I don't know what it is, but although I'm physically here in San Diego, CA, I feel like I'm mentally in Biloxi and that my heart was there. The flame of passionate love for whatever it is I love to do is in Biloxi. Volunteering. Finding the time to forget about me for a second, and to think about others. I wish I could forget about me for longer, and just think about others more. The fact that whenever I think about Hurricane Katrina now, I think about gutting and demodling a house, people living in tents on top of their foundation, or homes being built on 20+ foot stilts. I think about how everyone was telling me that there was nothing that resembled a home, and that only cinder blocks for foundation remained of a home. I remember the Vietnamese Bakery we ate at, and after my return from Biloxi and flipping through Biloxi You Tube videos, seeing the bakery shut down. I remember driving along Beach Blvd. and realizing that this was covered with 20 foot storm surges. I see the homes that are currently in the low lying areas of Biloxi, and realize, that 3 years ago, they were all probably wiped clean off their foundations. I think about the disenfranchisement of thousands of people in Mississippi, and what people had to do to fight for the right to vote.
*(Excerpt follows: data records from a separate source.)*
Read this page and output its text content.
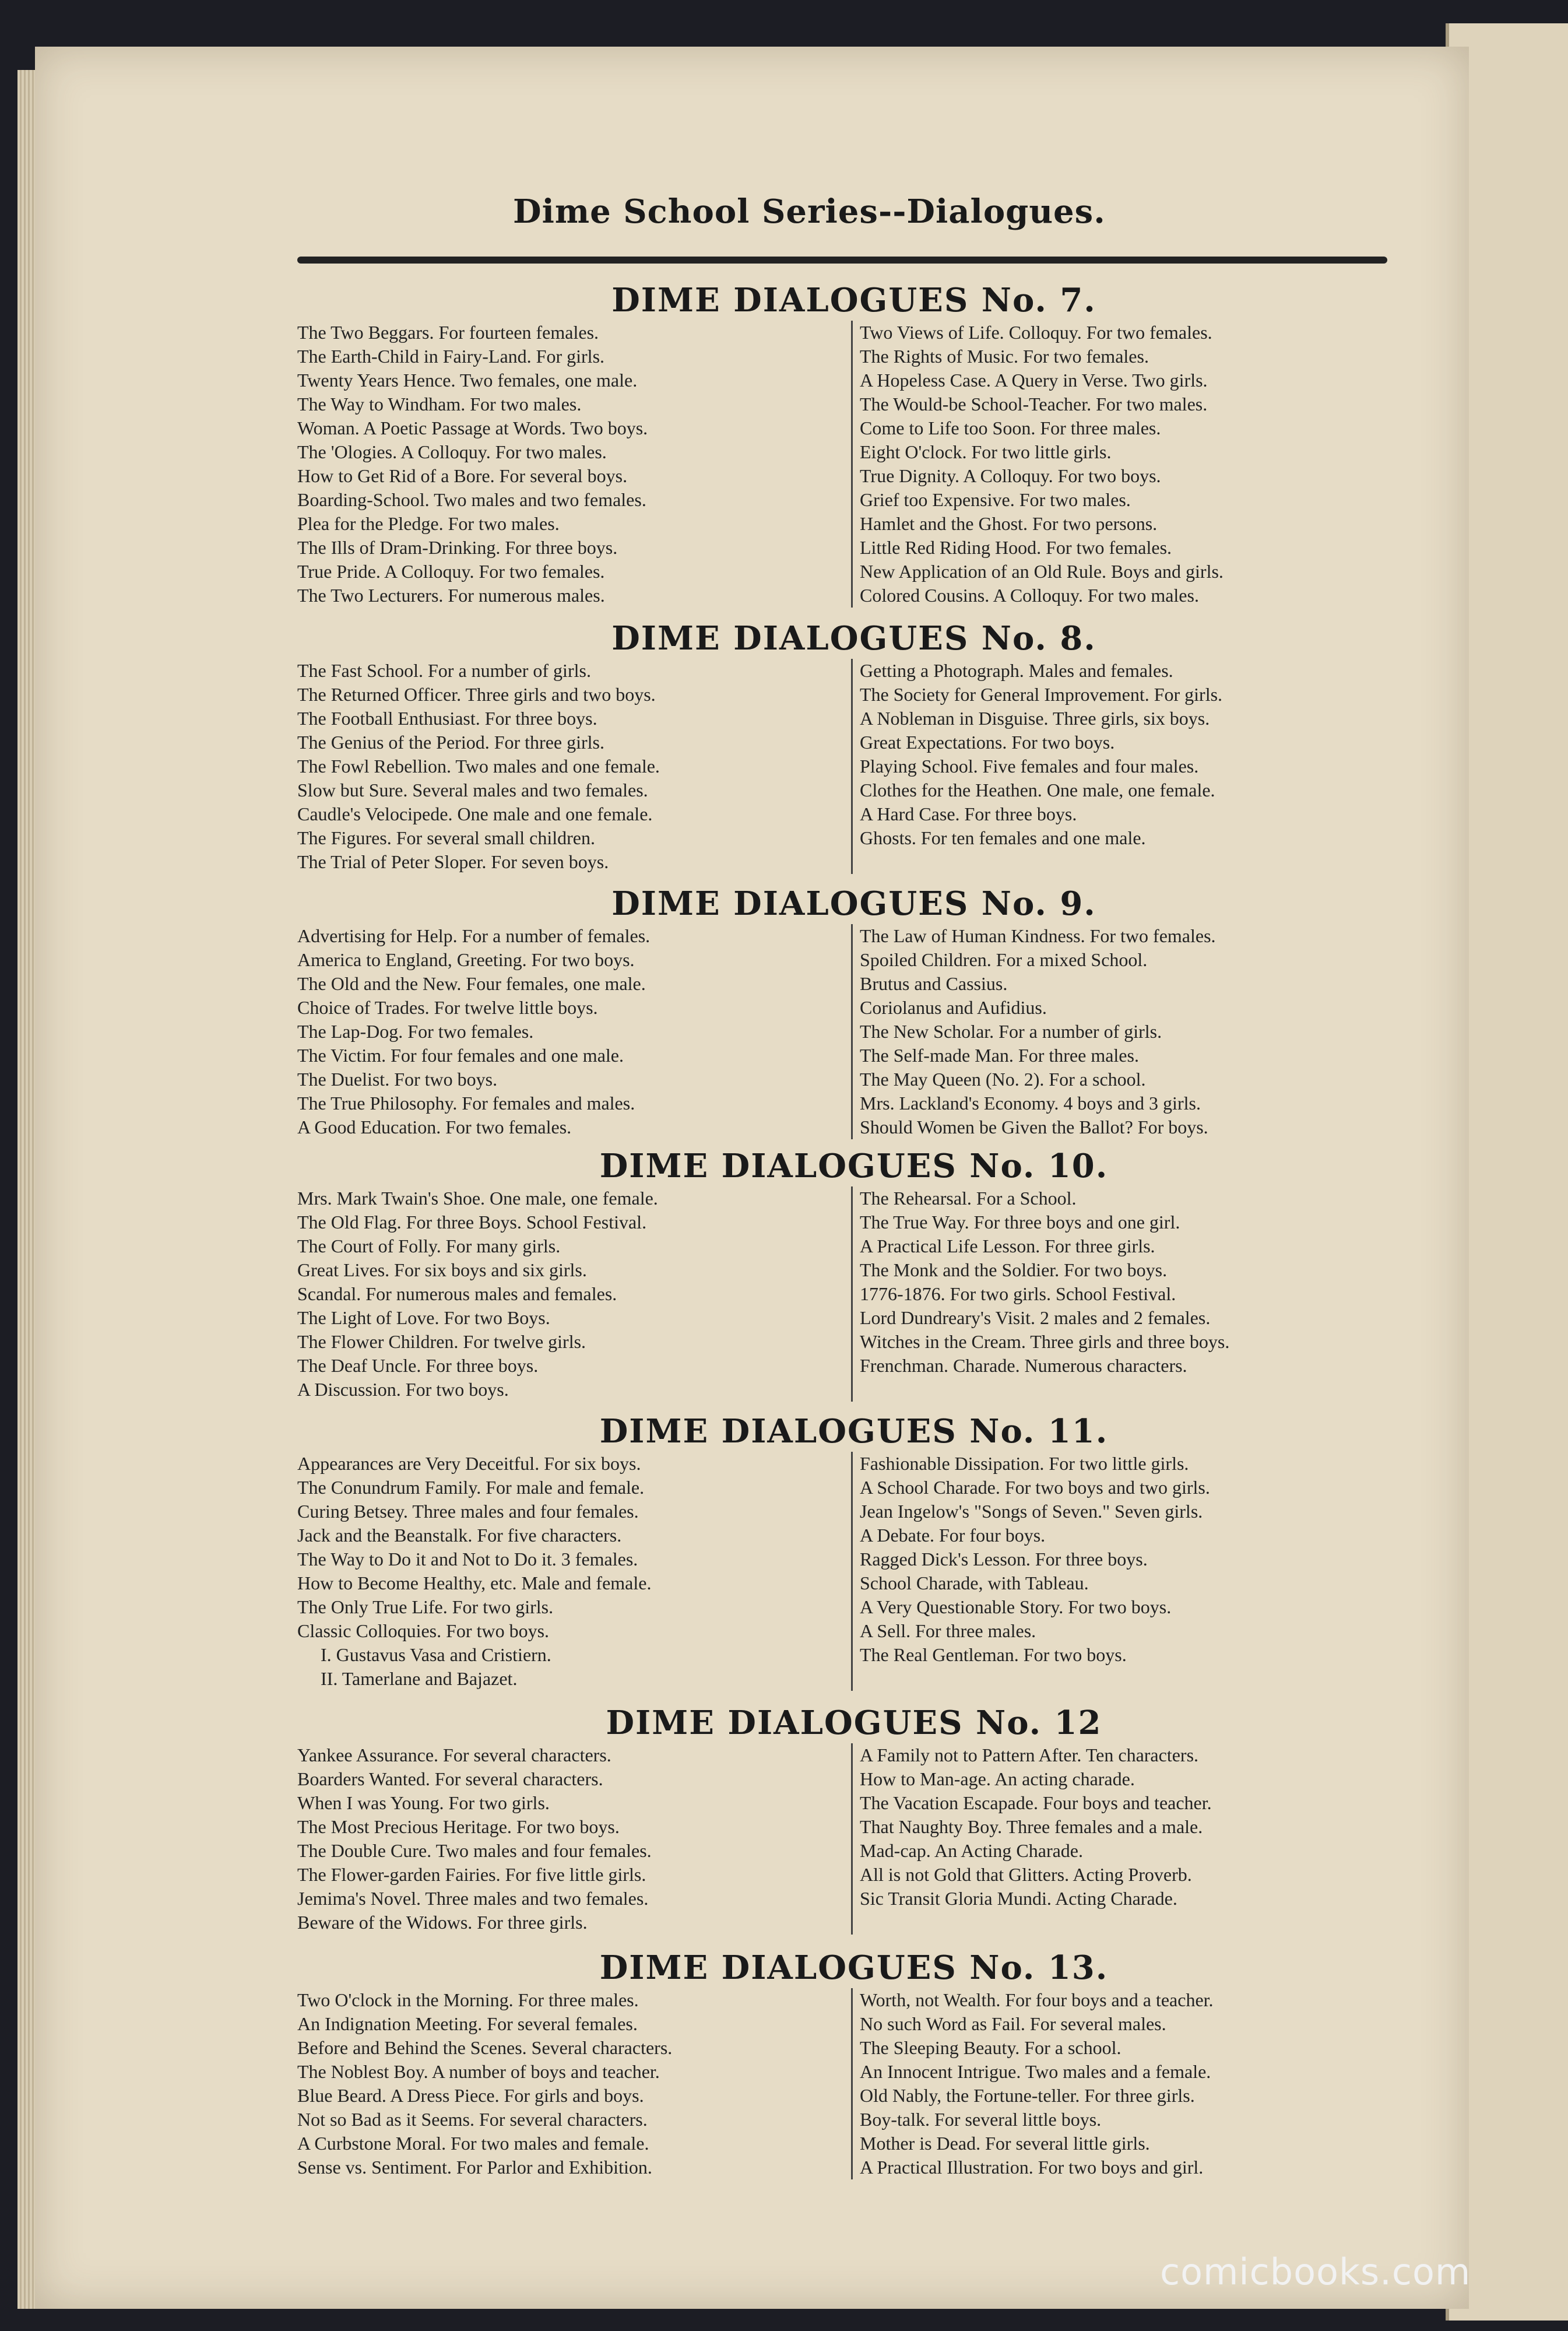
Dime School Series--Dialogues.
DIME DIALOGUES No. 7.
The Two Beggars. For fourteen females.
The Earth-Child in Fairy-Land. For girls.
Twenty Years Hence. Two females, one male.
The Way to Windham. For two males.
Woman. A Poetic Passage at Words. Two boys.
The 'Ologies. A Colloquy. For two males.
How to Get Rid of a Bore. For several boys.
Boarding-School. Two males and two females.
Plea for the Pledge. For two males.
The Ills of Dram-Drinking. For three boys.
True Pride. A Colloquy. For two females.
The Two Lecturers. For numerous males.
Two Views of Life. Colloquy. For two females.
The Rights of Music. For two females.
A Hopeless Case. A Query in Verse. Two girls.
The Would-be School-Teacher. For two males.
Come to Life too Soon. For three males.
Eight O'clock. For two little girls.
True Dignity. A Colloquy. For two boys.
Grief too Expensive. For two males.
Hamlet and the Ghost. For two persons.
Little Red Riding Hood. For two females.
New Application of an Old Rule. Boys and girls.
Colored Cousins. A Colloquy. For two males.
DIME DIALOGUES No. 8.
The Fast School. For a number of girls.
The Returned Officer. Three girls and two boys.
The Football Enthusiast. For three boys.
The Genius of the Period. For three girls.
The Fowl Rebellion. Two males and one female.
Slow but Sure. Several males and two females.
Caudle's Velocipede. One male and one female.
The Figures. For several small children.
The Trial of Peter Sloper. For seven boys.
Getting a Photograph. Males and females.
The Society for General Improvement. For girls.
A Nobleman in Disguise. Three girls, six boys.
Great Expectations. For two boys.
Playing School. Five females and four males.
Clothes for the Heathen. One male, one female.
A Hard Case. For three boys.
Ghosts. For ten females and one male.
DIME DIALOGUES No. 9.
Advertising for Help. For a number of females.
America to England, Greeting. For two boys.
The Old and the New. Four females, one male.
Choice of Trades. For twelve little boys.
The Lap-Dog. For two females.
The Victim. For four females and one male.
The Duelist. For two boys.
The True Philosophy. For females and males.
A Good Education. For two females.
The Law of Human Kindness. For two females.
Spoiled Children. For a mixed School.
Brutus and Cassius.
Coriolanus and Aufidius.
The New Scholar. For a number of girls.
The Self-made Man. For three males.
The May Queen (No. 2). For a school.
Mrs. Lackland's Economy. 4 boys and 3 girls.
Should Women be Given the Ballot? For boys.
DIME DIALOGUES No. 10.
Mrs. Mark Twain's Shoe. One male, one female.
The Old Flag. For three Boys. School Festival.
The Court of Folly. For many girls.
Great Lives. For six boys and six girls.
Scandal. For numerous males and females.
The Light of Love. For two Boys.
The Flower Children. For twelve girls.
The Deaf Uncle. For three boys.
A Discussion. For two boys.
The Rehearsal. For a School.
The True Way. For three boys and one girl.
A Practical Life Lesson. For three girls.
The Monk and the Soldier. For two boys.
1776-1876. For two girls. School Festival.
Lord Dundreary's Visit. 2 males and 2 females.
Witches in the Cream. Three girls and three boys.
Frenchman. Charade. Numerous characters.
DIME DIALOGUES No. 11.
Appearances are Very Deceitful. For six boys.
The Conundrum Family. For male and female.
Curing Betsey. Three males and four females.
Jack and the Beanstalk. For five characters.
The Way to Do it and Not to Do it. 3 females.
How to Become Healthy, etc. Male and female.
The Only True Life. For two girls.
Classic Colloquies. For two boys.
I. Gustavus Vasa and Cristiern.
II. Tamerlane and Bajazet.
Fashionable Dissipation. For two little girls.
A School Charade. For two boys and two girls.
Jean Ingelow's "Songs of Seven." Seven girls.
A Debate. For four boys.
Ragged Dick's Lesson. For three boys.
School Charade, with Tableau.
A Very Questionable Story. For two boys.
A Sell. For three males.
The Real Gentleman. For two boys.
DIME DIALOGUES No. 12
Yankee Assurance. For several characters.
Boarders Wanted. For several characters.
When I was Young. For two girls.
The Most Precious Heritage. For two boys.
The Double Cure. Two males and four females.
The Flower-garden Fairies. For five little girls.
Jemima's Novel. Three males and two females.
Beware of the Widows. For three girls.
A Family not to Pattern After. Ten characters.
How to Man-age. An acting charade.
The Vacation Escapade. Four boys and teacher.
That Naughty Boy. Three females and a male.
Mad-cap. An Acting Charade.
All is not Gold that Glitters. Acting Proverb.
Sic Transit Gloria Mundi. Acting Charade.
DIME DIALOGUES No. 13.
Two O'clock in the Morning. For three males.
An Indignation Meeting. For several females.
Before and Behind the Scenes. Several characters.
The Noblest Boy. A number of boys and teacher.
Blue Beard. A Dress Piece. For girls and boys.
Not so Bad as it Seems. For several characters.
A Curbstone Moral. For two males and female.
Sense vs. Sentiment. For Parlor and Exhibition.
Worth, not Wealth. For four boys and a teacher.
No such Word as Fail. For several males.
The Sleeping Beauty. For a school.
An Innocent Intrigue. Two males and a female.
Old Nably, the Fortune-teller. For three girls.
Boy-talk. For several little boys.
Mother is Dead. For several little girls.
A Practical Illustration. For two boys and girl.
comicbooks.com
I think about all the historical aspects of my trip, and what it meant to be in Mississippi in June 21, 2008. I think about knocking door to door in trailer parks, asking people to vote, and getting only one man in a motorized chair to vote (and why that affected me so much).
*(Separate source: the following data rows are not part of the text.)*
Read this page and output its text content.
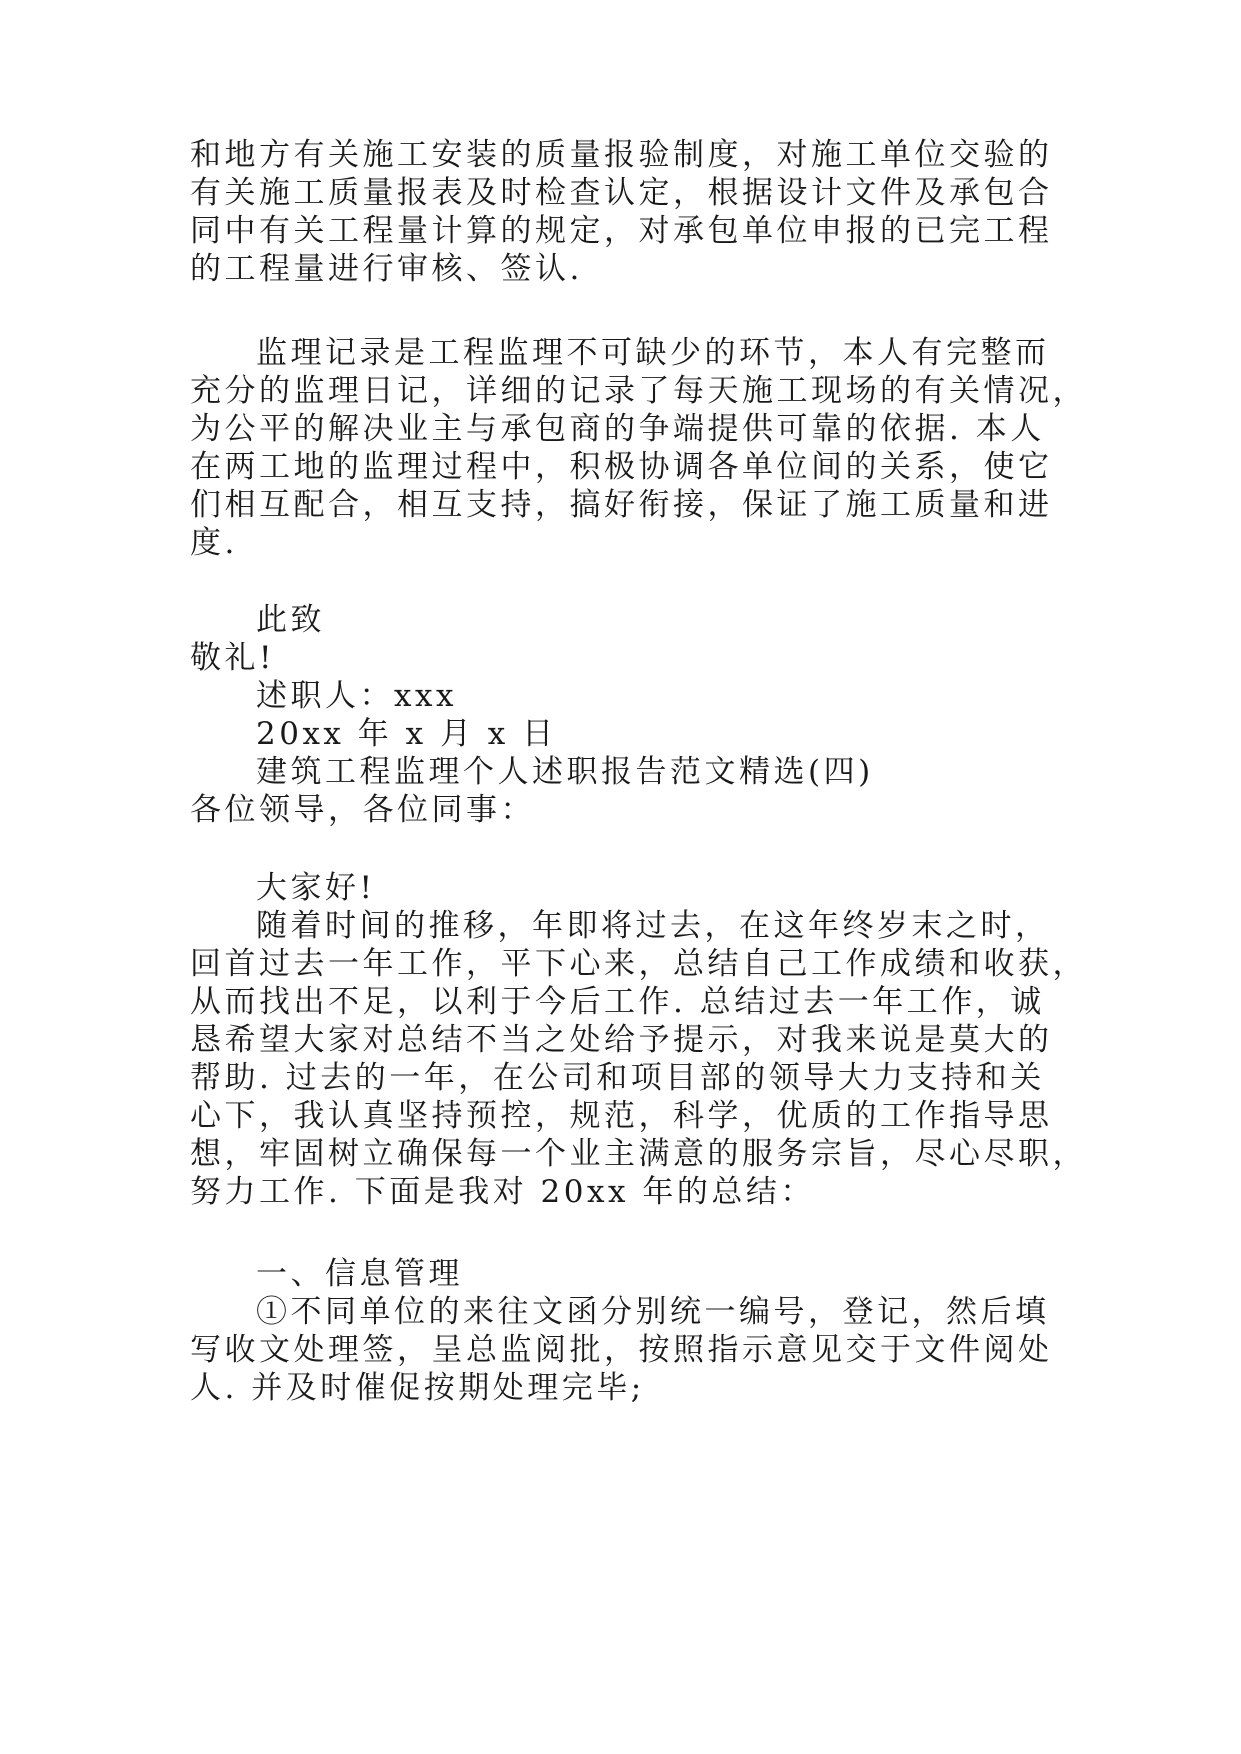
和地方有关施工安装的质量报验制度，对施工单位交验的
有关施工质量报表及时检查认定，根据设计文件及承包合
同中有关工程量计算的规定，对承包单位申报的已完工程
的工程量进行审核、签认.
监理记录是工程监理不可缺少的环节，本人有完整而
充分的监理日记，详细的记录了每天施工现场的有关情况，
为公平的解决业主与承包商的争端提供可靠的依据. 本人
在两工地的监理过程中，积极协调各单位间的关系，使它
们相互配合，相互支持，搞好衔接，保证了施工质量和进
度.
此致
敬礼!
述职人：xxx
20xx 年 x 月 x 日
建筑工程监理个人述职报告范文精选(四)
各位领导，各位同事：
大家好!
随着时间的推移，年即将过去，在这年终岁末之时，
回首过去一年工作，平下心来，总结自己工作成绩和收获，
从而找出不足，以利于今后工作. 总结过去一年工作，诚
恳希望大家对总结不当之处给予提示，对我来说是莫大的
帮助. 过去的一年，在公司和项目部的领导大力支持和关
心下，我认真坚持预控，规范，科学，优质的工作指导思
想，牢固树立确保每一个业主满意的服务宗旨，尽心尽职，
努力工作. 下面是我对 20xx 年的总结：
一、信息管理
①不同单位的来往文函分别统一编号，登记，然后填
写收文处理签，呈总监阅批，按照指示意见交于文件阅处
人. 并及时催促按期处理完毕;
So with these memories and real life experience, I ask of you, to please think about the small things in your life, and to realize, that not everything is as bad as it seems, and that, to put things into a larger perspective. Before opening your mouth, before speaking your mind, think. Think about what other larger things people are thinking about and how things like Hurricane Katrina have changed peoples lives forever. Then, notice the things in your life that you have turned into quite a big deal, and realize, that they aren't life changing, they don't matter as much as you think, and that there are bigger, greater things to think about. Time is precious, and our lives are beautiful. Make the best of it, and don't sweat the small things.
As you can see, my love for Biloxi is so great. When I was there, I felt welcomed. I felt strange for the first few days being there, but after a few days, I felt like I didn't want to leave. I don't know if its something they call "Southern Hospitality", but comparing to the way Californian's act, I feel like anything is hospitable. I feel a greater sense of real community when I went there. Even among volunteers, there's a niche for everyone. People are so much nicer, and so receptive to one another. This was one of my "AH, HA!" moments for me, just like Jayne would say. I've cried or at least teared up thinking about Biloxi these weeks after coming back. It's been quite a transition out of my week there. I know for a fact, that this drive and motivation will not be drained, and that I'll try my best to channel it into Alternative Breaks@UCSD, and hopefully my future endeavors, like graduate school, long-term service, and even into my career. But for now, I will re-enter what I call reality, and see what I can do to affect those that are close to me, and have people gain the understanding I have gained. If not, then so be it. I know I have all you ABCs 2008: Biloxi, Mississippi participants out there who can support me, and that's all that matters.
As long as I know one person in this world cares for the same cares I do, I'll be happy. It always starts, really, at just one.